This is definitely a legitimate concern and one that can't be completely avoided but it can be mitigated.
The first thing to consider is whether people rank at the bottom because the standards are too high or because they are not a good fit for their position. This is where relative performance comes in. Being at the bottom of the leaderboard isn't so bad if you're not far from everyone else. If the gap between last place and second to last place is huge then there may be a problem (for the person at the bottom).
The second thing to consider is that it's not necessarily bad to identify poor performers. It makes it easier for managers to identify who they should work with and helps employees know they need to step things up.
With those things in mind, if gamification is causing anxiety here is what I would recommend.

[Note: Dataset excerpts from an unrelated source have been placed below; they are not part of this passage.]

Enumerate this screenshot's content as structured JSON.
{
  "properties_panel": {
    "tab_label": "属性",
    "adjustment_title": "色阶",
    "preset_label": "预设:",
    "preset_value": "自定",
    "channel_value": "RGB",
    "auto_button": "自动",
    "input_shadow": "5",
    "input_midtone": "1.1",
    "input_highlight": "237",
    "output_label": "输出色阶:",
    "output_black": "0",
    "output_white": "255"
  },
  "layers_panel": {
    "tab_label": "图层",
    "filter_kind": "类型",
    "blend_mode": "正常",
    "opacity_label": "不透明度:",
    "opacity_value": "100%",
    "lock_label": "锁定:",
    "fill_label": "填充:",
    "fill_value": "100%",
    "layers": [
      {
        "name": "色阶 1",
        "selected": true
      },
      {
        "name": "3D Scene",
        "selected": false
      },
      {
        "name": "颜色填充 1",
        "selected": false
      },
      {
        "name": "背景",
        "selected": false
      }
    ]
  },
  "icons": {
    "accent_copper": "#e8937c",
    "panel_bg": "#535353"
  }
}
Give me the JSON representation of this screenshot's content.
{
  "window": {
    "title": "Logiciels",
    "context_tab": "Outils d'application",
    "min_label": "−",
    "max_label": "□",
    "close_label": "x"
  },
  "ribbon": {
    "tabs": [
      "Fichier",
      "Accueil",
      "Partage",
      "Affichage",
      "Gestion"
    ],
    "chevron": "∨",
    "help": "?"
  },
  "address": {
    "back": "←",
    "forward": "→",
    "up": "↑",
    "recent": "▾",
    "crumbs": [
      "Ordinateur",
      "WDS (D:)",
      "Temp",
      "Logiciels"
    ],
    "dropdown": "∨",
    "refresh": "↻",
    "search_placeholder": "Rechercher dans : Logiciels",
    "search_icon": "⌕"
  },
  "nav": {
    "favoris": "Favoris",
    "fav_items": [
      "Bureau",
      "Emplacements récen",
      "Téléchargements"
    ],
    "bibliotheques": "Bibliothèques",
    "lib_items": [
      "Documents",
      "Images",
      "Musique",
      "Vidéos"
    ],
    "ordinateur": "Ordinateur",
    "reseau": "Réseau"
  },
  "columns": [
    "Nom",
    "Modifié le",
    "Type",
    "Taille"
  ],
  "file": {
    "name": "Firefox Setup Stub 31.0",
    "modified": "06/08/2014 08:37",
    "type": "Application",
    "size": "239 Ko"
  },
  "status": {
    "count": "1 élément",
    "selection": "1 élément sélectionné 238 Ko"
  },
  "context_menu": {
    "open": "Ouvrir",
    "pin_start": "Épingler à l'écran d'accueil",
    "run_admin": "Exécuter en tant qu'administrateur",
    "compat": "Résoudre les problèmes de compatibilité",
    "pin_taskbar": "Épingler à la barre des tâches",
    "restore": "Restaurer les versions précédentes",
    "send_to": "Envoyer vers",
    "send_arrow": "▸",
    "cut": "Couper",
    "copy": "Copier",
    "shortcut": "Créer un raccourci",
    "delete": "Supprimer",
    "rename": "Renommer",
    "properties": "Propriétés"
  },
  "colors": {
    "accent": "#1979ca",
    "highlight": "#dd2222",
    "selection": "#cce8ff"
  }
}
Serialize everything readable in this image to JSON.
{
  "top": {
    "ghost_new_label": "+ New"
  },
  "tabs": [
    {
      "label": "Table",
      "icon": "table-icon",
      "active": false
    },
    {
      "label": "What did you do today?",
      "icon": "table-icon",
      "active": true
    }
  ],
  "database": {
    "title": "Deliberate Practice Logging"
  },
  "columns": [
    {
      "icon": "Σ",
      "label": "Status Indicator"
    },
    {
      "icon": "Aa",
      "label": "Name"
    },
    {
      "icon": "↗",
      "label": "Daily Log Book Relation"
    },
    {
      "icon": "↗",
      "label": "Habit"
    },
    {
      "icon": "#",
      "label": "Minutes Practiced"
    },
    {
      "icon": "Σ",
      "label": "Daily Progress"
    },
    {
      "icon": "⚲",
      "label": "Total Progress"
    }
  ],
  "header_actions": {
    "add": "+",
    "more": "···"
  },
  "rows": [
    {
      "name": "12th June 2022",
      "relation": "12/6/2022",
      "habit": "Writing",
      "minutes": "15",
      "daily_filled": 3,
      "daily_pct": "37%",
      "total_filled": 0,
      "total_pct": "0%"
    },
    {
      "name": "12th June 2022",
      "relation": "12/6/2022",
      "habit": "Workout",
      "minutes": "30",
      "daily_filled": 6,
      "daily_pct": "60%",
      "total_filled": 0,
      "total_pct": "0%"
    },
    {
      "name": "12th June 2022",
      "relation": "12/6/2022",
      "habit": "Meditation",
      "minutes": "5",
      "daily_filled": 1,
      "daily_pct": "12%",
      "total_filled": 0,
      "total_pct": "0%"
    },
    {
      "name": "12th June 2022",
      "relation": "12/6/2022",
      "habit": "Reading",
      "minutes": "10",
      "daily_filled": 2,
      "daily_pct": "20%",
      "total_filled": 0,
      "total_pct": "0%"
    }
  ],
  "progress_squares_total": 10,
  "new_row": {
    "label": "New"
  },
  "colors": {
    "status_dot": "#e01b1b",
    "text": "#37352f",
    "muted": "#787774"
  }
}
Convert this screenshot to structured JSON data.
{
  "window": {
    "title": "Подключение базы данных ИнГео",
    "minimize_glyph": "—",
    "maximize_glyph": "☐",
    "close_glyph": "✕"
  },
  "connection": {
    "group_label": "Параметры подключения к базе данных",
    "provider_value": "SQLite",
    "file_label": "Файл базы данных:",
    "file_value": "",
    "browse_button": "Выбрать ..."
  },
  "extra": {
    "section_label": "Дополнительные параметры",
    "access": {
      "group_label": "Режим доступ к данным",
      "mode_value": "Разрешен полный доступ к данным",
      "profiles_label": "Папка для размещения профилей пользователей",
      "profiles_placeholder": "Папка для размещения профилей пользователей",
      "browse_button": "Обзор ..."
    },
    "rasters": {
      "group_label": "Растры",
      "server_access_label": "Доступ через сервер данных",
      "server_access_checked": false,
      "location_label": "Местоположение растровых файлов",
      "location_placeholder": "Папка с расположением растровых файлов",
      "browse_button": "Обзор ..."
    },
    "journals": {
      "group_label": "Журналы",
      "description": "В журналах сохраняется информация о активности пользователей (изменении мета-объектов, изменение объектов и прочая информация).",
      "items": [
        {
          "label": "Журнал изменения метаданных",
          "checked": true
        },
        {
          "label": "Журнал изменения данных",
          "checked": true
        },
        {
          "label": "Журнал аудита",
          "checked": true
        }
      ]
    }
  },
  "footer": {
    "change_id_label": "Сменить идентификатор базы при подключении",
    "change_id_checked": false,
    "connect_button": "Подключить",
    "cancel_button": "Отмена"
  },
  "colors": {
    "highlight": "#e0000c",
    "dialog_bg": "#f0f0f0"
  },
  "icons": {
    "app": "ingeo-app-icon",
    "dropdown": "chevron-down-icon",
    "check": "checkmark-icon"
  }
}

You'll need to shift the focus so that it is more about recognition that performance evaluation. What I mean by that is that achievements (for example) should be viewed as a celebration of good work rather than an expectation of normal work. Help people understand the expectations. Consider building a more cooperative system where the gamification is on a team level rather than an individual level. You may or may not also have competition among teams.
You're always going to have people who compare themselves to the best and that may create seemingly unattainable standards for some people. Gamification has the added benefit of exposing to a degree what those people do to be good and in a well designed system, their performance can act as a blueprint for others to follow.
Ultimately you have to understand your culture. A Customer Support team might thrive on cooperation and generally needs a different approach than a Direct Sales team that feeds on competition. The competitive nature of the system can be adjusted by focusing on different things and building systems that emphasize team goals rather than individual goals if needed.